Her machinations “have nothing to do with any present (let alone urgent) concern for Mr. Redstone’s protection,” Redstone’s lawyers say in their filing. In fact, Redstone is still capable of making his own decisions and is receiving “the best medical care money can buy,” they contend. The Viacom chairman has appointed Dauman, the corporation’s CEO, to act in his stead, should he become incapacitated, the legal papers say. Dauman is described as Redstone’s “friend of 30-plus years.”

Herzer said in her filing that she has repeatedly attempted to see Redstone since the October blowup, but has been denied permission. Her legal papers called it “highly doubtful” that Redstone approved her ouster from his home. Even if he did, Herzer argues, the fading magnate did not have the mental capacity to “fully appreciate the nature and consequences” of removing her and, subsequently, ending her tenure as his health care agent.

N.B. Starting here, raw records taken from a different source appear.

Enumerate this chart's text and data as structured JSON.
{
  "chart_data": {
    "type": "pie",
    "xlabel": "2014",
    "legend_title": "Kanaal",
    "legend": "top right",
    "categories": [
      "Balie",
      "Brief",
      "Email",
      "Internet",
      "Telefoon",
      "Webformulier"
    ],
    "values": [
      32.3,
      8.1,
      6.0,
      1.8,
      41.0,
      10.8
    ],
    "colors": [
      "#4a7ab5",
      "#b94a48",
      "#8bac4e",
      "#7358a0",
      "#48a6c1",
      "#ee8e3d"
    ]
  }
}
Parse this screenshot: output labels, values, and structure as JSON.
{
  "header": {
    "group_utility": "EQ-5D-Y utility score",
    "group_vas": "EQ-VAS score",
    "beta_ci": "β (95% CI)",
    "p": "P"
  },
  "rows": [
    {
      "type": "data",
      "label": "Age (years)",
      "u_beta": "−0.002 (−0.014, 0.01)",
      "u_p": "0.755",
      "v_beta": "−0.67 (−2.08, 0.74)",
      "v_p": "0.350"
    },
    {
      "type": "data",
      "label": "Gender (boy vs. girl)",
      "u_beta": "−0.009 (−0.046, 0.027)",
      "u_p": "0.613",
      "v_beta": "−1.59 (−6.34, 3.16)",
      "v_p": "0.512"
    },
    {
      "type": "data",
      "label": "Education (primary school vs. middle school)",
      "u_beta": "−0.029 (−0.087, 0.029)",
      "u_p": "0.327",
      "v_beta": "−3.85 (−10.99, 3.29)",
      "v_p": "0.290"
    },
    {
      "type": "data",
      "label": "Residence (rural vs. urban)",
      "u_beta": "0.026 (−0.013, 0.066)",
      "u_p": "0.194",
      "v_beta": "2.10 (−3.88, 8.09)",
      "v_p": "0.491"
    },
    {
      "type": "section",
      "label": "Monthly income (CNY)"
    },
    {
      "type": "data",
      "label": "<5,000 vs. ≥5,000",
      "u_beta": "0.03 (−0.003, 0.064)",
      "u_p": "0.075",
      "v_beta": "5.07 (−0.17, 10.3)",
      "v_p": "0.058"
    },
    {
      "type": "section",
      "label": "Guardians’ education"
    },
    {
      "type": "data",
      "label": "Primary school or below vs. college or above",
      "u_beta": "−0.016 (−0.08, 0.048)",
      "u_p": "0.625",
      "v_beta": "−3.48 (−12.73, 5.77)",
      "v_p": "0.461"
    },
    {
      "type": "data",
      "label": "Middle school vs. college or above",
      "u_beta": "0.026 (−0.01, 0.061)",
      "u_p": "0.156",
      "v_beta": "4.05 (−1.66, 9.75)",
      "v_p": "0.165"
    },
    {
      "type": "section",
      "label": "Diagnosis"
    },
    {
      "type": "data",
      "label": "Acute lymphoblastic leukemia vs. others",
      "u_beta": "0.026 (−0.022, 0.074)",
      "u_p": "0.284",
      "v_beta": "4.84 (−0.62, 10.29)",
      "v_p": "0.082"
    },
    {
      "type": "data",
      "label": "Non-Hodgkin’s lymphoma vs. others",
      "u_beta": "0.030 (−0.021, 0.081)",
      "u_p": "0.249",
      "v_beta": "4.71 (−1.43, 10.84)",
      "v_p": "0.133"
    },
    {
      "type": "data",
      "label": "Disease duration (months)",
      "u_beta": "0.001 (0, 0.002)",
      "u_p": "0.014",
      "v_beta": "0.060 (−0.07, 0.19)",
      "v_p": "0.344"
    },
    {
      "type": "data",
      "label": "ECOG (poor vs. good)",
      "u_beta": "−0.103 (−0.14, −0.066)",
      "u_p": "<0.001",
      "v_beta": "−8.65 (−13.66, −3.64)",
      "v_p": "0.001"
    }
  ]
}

If Redstone made such a decision it was a result of “undue influence” by unnamed parties, the filing declares. Herzer asks a probate judge to intervene and reassert her position controlling decisions over Redstone’s care. She cites the findings of a psychiatrist — who reviewed statements by Herzer, her brother and others — who declared that the billionaire would not have been competent in October to alter his own health care directive. Herzer therefore asks that the court immediately activate her powers under the health directive. She also calls for Redstone’s previous physician to be kept in place and for detailed records to be kept of all care.

The filing concludes that, when Redstone was lucid, he named Herzer “the one person in the whole world whom he trusted to be his health care agent.”

The response from Redstone’s attorneys scoffs at that notion. They call her application for control of Redstone’s care “a farce” that they argue should be summarily dismissed. Summing up, his lawyers argue: “If Ms. Herzer wants to challenge Mr. Redstone’s estate plan, the very least she could do is wait until he dies.”

Cynthia Littleton contributed to this article.